At the same forum, Naomal Goonewardena, Partner Nithya Partners said within boardrooms, the differences of opinion need to be expressed and communicateed effectively in boardrooms.
On non-executive directors, he noted that directors’ longtime association with entities gradually results in an erosion of independence. “Personally I feel that more than five years as a director in the same bank is a disaster,” he said, noting that excessive familiarity (with an entity) is an erosion of independence.
He said that independence is a ‘state of mind’ and urged that more young blood be represented on bank boards.

In an article headlined ‘Call for good corporate governance in Sri Lanka’ which was published recently in the Business Times, the writer (Sierra N Kariyawasam) said that if Sri Lanka needs to tug the hearts of potential (foreign) investors, practising a good Corporate Governance Code is important.
“I believe that it is the responsibility of the Colombo Stock Exchange and the Financial Regulatory Body to encourage companies to implement the country’s Governance Code.

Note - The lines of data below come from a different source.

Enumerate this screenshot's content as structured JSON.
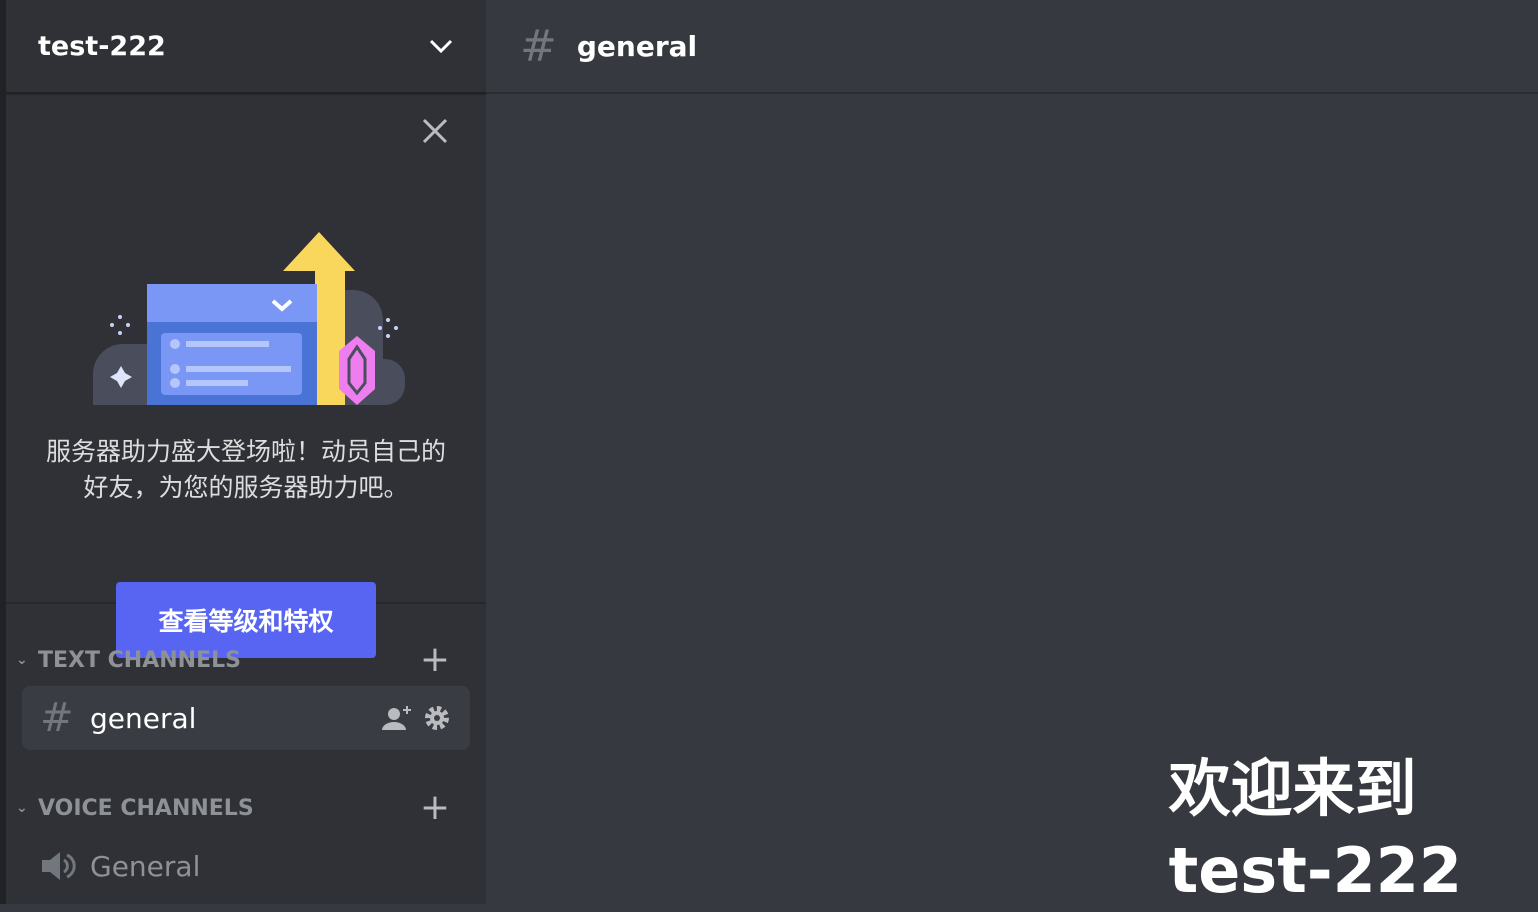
{
  "server": {
    "name": "test-222"
  },
  "boost_card": {
    "text": "服务器助力盛大登场啦！动员自己的好友，为您的服务器助力吧。",
    "button_label": "查看等级和特权"
  },
  "categories": [
    {
      "label": "TEXT CHANNELS",
      "channels": [
        {
          "name": "general",
          "type": "text",
          "active": true
        }
      ]
    },
    {
      "label": "VOICE CHANNELS",
      "channels": [
        {
          "name": "General",
          "type": "voice",
          "active": false
        }
      ]
    }
  ],
  "header": {
    "channel": "general"
  },
  "welcome": {
    "line1": "欢迎来到",
    "line2": "test-222"
  },
  "colors": {
    "accent": "#5865f2",
    "sidebar": "#2f3136",
    "main": "#36393f"
  }
}
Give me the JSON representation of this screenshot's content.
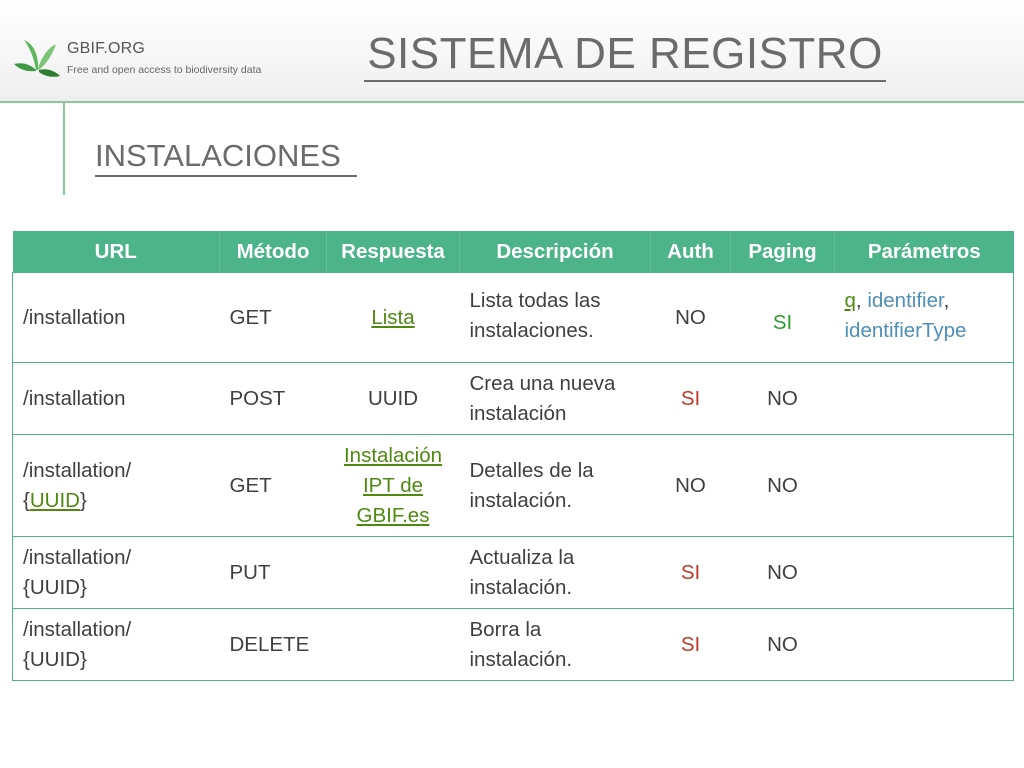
{
  "header": {
    "brand": "GBIF.ORG",
    "tagline": "Free and open access to biodiversity data",
    "logo_text": "GBIF",
    "title": "SISTEMA DE REGISTRO"
  },
  "section_title": "INSTALACIONES",
  "colors": {
    "header_green": "#4db48a",
    "accent_green": "#8cc79a",
    "red": "#c0392b",
    "link_green": "#4f8a10",
    "param_blue": "#4e8fb6"
  },
  "table": {
    "columns": [
      "URL",
      "Método",
      "Respuesta",
      "Descripción",
      "Auth",
      "Paging",
      "Parámetros"
    ],
    "rows": [
      {
        "url_1": "/installation",
        "method": "GET",
        "response": "Lista",
        "desc_1": "Lista todas las",
        "desc_2": "instalaciones.",
        "auth": "NO",
        "paging": "SI",
        "param_q": "q",
        "sep_1": ",",
        "param_identifier": "identifier",
        "sep_2": ",",
        "param_identifierType": "identifierType"
      },
      {
        "url_1": "/installation",
        "method": "POST",
        "response": "UUID",
        "desc_1": "Crea una nueva",
        "desc_2": "instalación",
        "auth": "SI",
        "paging": "NO"
      },
      {
        "url_1": "/installation/",
        "url_2_open": "{",
        "url_2_link": "UUID",
        "url_2_close": "}",
        "method": "GET",
        "response_1": "Instalación",
        "response_2": "IPT de",
        "response_3": "GBIF.es",
        "desc_1": "Detalles de la",
        "desc_2": "instalación.",
        "auth": "NO",
        "paging": "NO"
      },
      {
        "url_1": "/installation/",
        "url_2": "{UUID}",
        "method": "PUT",
        "desc_1": "Actualiza la",
        "desc_2": "instalación.",
        "auth": "SI",
        "paging": "NO"
      },
      {
        "url_1": "/installation/",
        "url_2": "{UUID}",
        "method": "DELETE",
        "desc_1": "Borra la",
        "desc_2": "instalación.",
        "auth": "SI",
        "paging": "NO"
      }
    ]
  }
}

Therefore; for a diversified business future in Sri Lanka, it is time for all Boards of Directors to put their thoughts to practice Good Corporate Governance.

Furthermore; practicing the Current Corporate Governance Code will help relevant authorities to establish a proper Corporate Governance Code in Sri Lanka,” the article said. The culture in the boardroom should change to one where the interests of shareholders and stakeholders are reflected and where directors work in these interests and the long-term goal of the company. Hopefully 2011 will see a change in the current culture particularly since many foreign investors would be looking at Sri Lanka and the best-managed and governance-abled companies.